Thursday, May 15, 2014

Despite Stronger Q1 GDP Growth, Japan is Not Out of the Woods

Japan's GDP grew at a 5.9% annualized rate in Q1, beating expectations for growth of 4.2% and bringing hope that Japan will be able to avoid a tax-increase-induced slowdown in Q2 and beyond (1st chart). Indeed, the main drivers of the QoQ growth were private consumption and private non-residential fixed investment, which is a nice change from government-spending-led growth for the last year (2nd chart). However, we would caution about being overly optimistic on Japan's growth prospects for the next few quarters. For one, the increase in private consumption and investment is likely largely driven by demand being brought forward ahead of the April consumption tax increase. This tailwind will turn to a headwind in the Q2 GDP numbers. Secondly, the retreat in government investment (the grey bar below), is set to continue to detract from GDP in the coming quarters as stimulus spending winds down. We've noted all this in the past here and here.
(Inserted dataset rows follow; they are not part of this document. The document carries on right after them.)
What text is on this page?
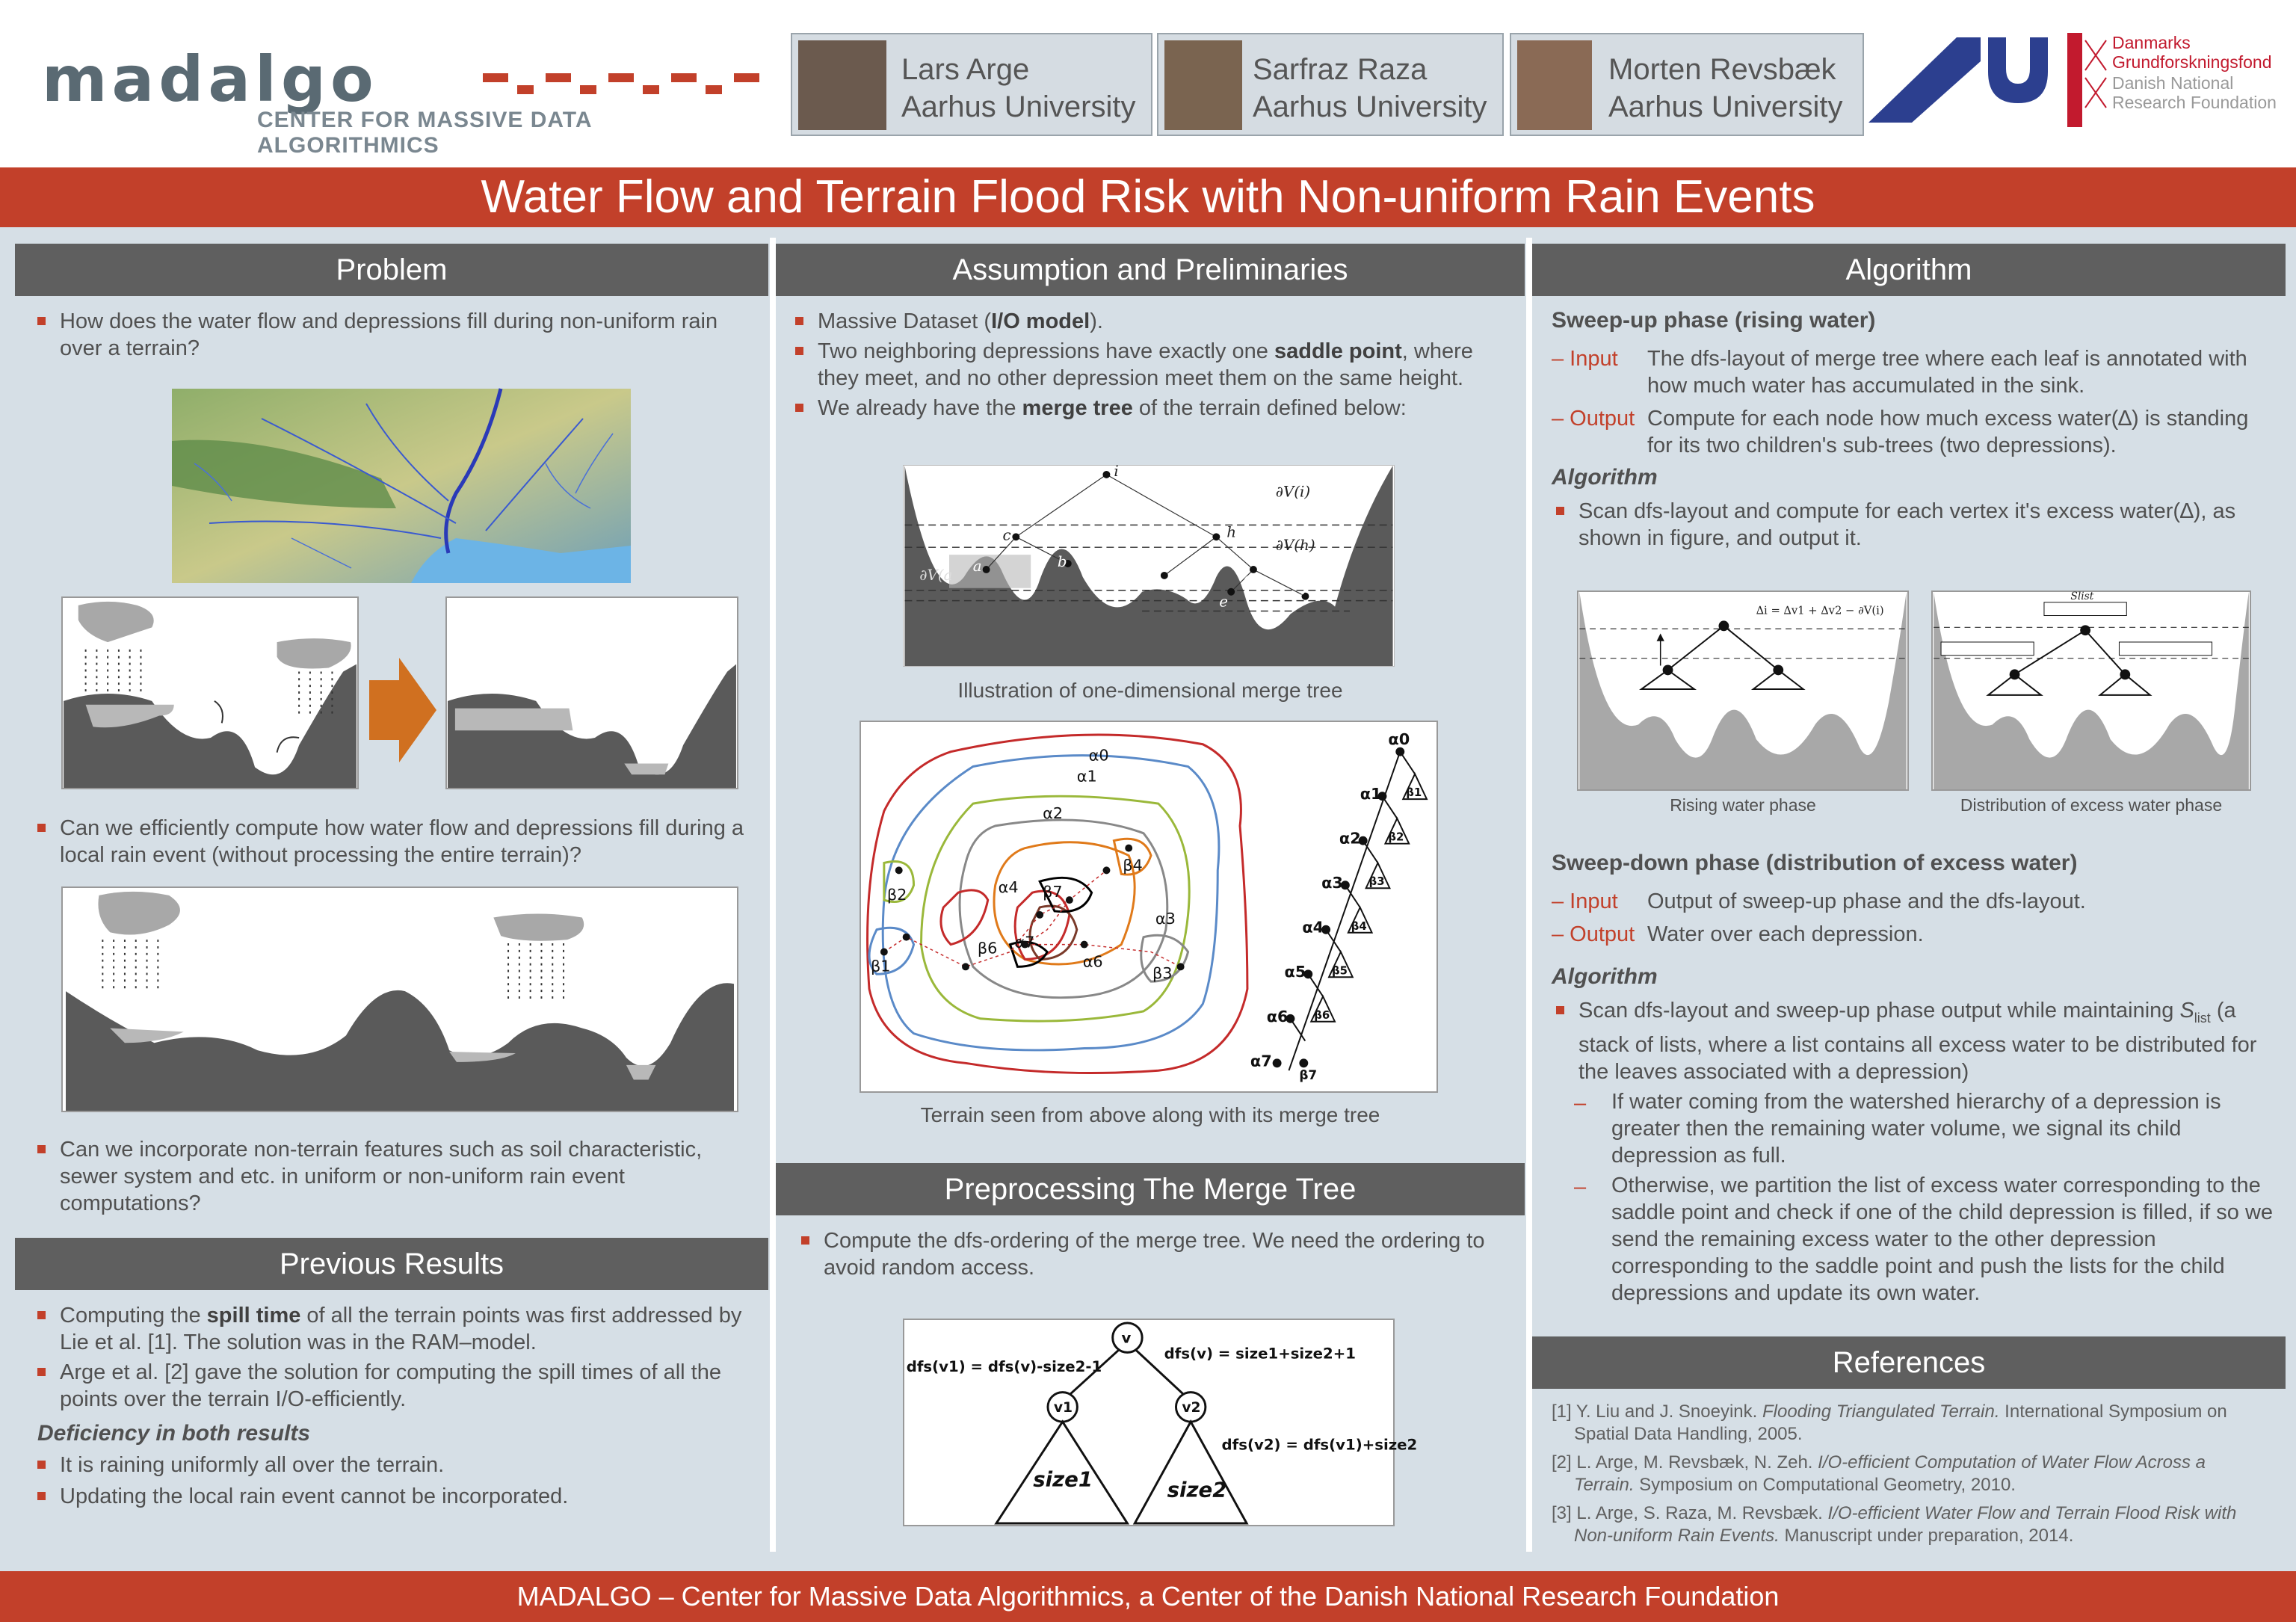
madalgo
CENTER FOR MASSIVE DATA ALGORITHMICS
Lars Arge
Aarhus University
Sarfraz Raza
Aarhus University
Morten Revsbæk
Aarhus University
Danmarks
Grundforskningsfond
Danish National
Research Foundation
Water Flow and Terrain Flood Risk with Non-uniform Rain Events
Problem
How does the water flow and depressions fill during non-uniform rain over a terrain?
Can we efficiently compute how water flow and depressions fill during a local rain event (without processing the entire terrain)?
Can we incorporate non-terrain features such as soil characteristic, sewer system and etc. in uniform or non-uniform rain event computations?
Previous Results
Computing the spill time of all the terrain points was first addressed by Lie et al. [1]. The solution was in the RAM–model.
Arge et al. [2] gave the solution for computing the spill times of all the points over the terrain I/O-efficiently.
Deficiency in both results
It is raining uniformly all over the terrain.
Updating the local rain event cannot be incorporated.
Assumption and Preliminaries
Massive Dataset (I/O model).
Two neighboring depressions have exactly one saddle point, where they meet, and no other depression meet them on the same height.
We already have the merge tree of the terrain defined below:
i
c	h
a	b	d
g
e
f
∂V(i)
∂V(h)
∂V(a
Illustration of one-dimensional merge tree
α0
α1
α2
α3
α4
α6
α7
β1
β2
β3
β4
β6
β7
α0
α1
α2
α3
α4
α5
α6
α7
β1
β2
β3
β4
β5
β6
β7
Terrain seen from above along with its merge tree
Preprocessing The Merge Tree
Compute the dfs-ordering of the merge tree. We need the ordering to avoid random access.
v
v1	v2
dfs(v1) = dfs(v)-size2-1
dfs(v) = size1+size2+1
dfs(v2) = dfs(v1)+size2
size1	size2
Algorithm
Sweep-up phase (rising water)
– Input The dfs-layout of merge tree where each leaf is annotated with how much water has accumulated in the sink.
– Output Compute for each node how much excess water(∆) is standing for its two children's sub-trees (two depressions).
Algorithm
Scan dfs-layout and compute for each vertex it's excess water(∆), as shown in figure, and output it.
∆i = ∆v1 + ∆v2 − ∂V(i)
Slist
Rising water phase	Distribution of excess water phase
Sweep-down phase (distribution of excess water)
– Input Output of sweep-up phase and the dfs-layout.
– Output Water over each depression.
Algorithm
Scan dfs-layout and sweep-up phase output while maintaining $S_{list}$ (a stack of lists, where a list contains all excess water to be distributed for the leaves associated with a depression)
– If water coming from the watershed hierarchy of a depression is greater then the remaining water volume, we signal its child depression as full.
– Otherwise, we partition the list of excess water corresponding to the saddle point and check if one of the child depression is filled, if so we send the remaining excess water to the other depression corresponding to the saddle point and push the lists for the child depressions and update its own water.
References
[1] Y. Liu and J. Snoeyink. Flooding Triangulated Terrain. International Symposium on Spatial Data Handling, 2005.
[2] L. Arge, M. Revsbæk, N. Zeh. I/O-efficient Computation of Water Flow Across a Terrain. Symposium on Computational Geometry, 2010.
[3] L. Arge, S. Raza, M. Revsbæk. I/O-efficient Water Flow and Terrain Flood Risk with Non-uniform Rain Events. Manuscript under preparation, 2014.
MADALGO – Center for Massive Data Algorithmics, a Center of the Danish National Research Foundation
Further, recent data don't yet reveal the foundations for the accelerating growth story. Real wages are falling and look set to continue on that course as the weaker yen feeds through to the real economy (3rd chart), consumer confidence has been falling since the middle of 2013 (chart 4), and business survey data (like the headline manufacturing PMI and the new orders components of the manufacturing PMI in charts 5 and 6) weakened handily in April.